(Vidéo) L’avion qui devait «rapatrier» Brahim Ghali en Algérie a fait demi-tour

(Vidéo) L’avion qui devait «rapatrier» Brahim Ghali en Algérie a fait demi-tour




Entendu pour la première fois par la Justice espagnole, le chef du Polisario est obligé de rester en Espagne tant que son affaire est en cours d’instruction. Parti le chercher ce matin depuis Alger, un avion du gouvernement algérien est rentré bredouille.

Le juge Santiago Pedraz et Brahim Ghali





Brahim Ghali, et ses protecteurs, tablaient sur une audition express, pour la forme, suite à laquelle il devait quitter illico presto l’Espagne pour l’Algérie. Il n’en a rien été. Du moins pour le moment. D’après l’agence Reuters, le chef du front Polisario a été sommé par la Justice espagnole de rester en Espagne.

Le temps pour celle-ci d’évaluer la portée des plaintes, nombreuses, dont il fait l’objet dans ce pays.
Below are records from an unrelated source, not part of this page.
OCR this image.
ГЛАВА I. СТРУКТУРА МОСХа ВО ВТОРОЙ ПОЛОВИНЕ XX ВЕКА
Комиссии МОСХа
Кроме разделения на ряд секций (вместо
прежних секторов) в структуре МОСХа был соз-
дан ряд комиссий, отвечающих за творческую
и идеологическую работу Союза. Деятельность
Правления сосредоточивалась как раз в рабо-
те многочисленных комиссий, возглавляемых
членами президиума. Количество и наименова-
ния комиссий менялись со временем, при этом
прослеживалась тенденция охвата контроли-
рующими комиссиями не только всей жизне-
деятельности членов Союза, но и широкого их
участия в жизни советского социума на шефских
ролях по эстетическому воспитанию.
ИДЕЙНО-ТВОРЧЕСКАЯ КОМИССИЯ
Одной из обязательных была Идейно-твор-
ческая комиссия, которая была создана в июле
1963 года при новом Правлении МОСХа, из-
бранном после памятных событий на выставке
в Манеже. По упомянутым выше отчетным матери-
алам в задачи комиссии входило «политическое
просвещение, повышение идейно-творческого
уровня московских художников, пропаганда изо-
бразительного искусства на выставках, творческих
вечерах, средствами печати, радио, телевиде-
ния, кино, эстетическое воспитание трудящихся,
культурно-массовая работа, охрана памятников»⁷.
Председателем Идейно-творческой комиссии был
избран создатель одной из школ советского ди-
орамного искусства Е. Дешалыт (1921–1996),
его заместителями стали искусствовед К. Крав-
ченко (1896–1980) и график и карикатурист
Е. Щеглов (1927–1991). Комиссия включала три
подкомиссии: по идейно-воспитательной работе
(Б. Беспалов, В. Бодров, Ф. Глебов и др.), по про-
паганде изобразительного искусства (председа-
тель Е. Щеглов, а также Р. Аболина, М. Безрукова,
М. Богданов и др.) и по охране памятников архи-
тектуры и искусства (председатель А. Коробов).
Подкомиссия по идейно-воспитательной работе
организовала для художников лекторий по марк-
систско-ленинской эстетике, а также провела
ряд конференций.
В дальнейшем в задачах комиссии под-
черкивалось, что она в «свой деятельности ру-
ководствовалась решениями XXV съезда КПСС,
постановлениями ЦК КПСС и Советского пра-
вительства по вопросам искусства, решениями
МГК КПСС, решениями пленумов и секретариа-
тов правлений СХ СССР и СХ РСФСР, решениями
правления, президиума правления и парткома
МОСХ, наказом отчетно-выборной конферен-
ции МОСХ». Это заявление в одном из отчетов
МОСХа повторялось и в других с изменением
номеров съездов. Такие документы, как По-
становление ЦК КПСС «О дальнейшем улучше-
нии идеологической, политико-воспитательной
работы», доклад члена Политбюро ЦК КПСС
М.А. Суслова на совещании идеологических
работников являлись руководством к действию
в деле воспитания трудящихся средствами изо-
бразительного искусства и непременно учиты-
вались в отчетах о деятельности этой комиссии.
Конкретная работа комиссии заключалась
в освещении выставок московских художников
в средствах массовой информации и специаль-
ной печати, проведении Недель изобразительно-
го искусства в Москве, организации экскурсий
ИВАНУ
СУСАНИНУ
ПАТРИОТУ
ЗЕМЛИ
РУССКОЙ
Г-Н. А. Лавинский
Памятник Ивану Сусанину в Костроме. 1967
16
La prolongation du séjour du chef des séparatistes en Espagne est d’autant plus plausible qu’un avion du gouvernement algérien a quitté tôt ce matin Alger pour l’aéroport de Logroño afin de le récupérer.

C’est ce qu’indique le site d’information espagnol El Confidencial. «Cependant, lorsque l’avion a atteint les hauteurs d’Ibiza, il a fait demi-tour vers Alger», précise le site espagnol.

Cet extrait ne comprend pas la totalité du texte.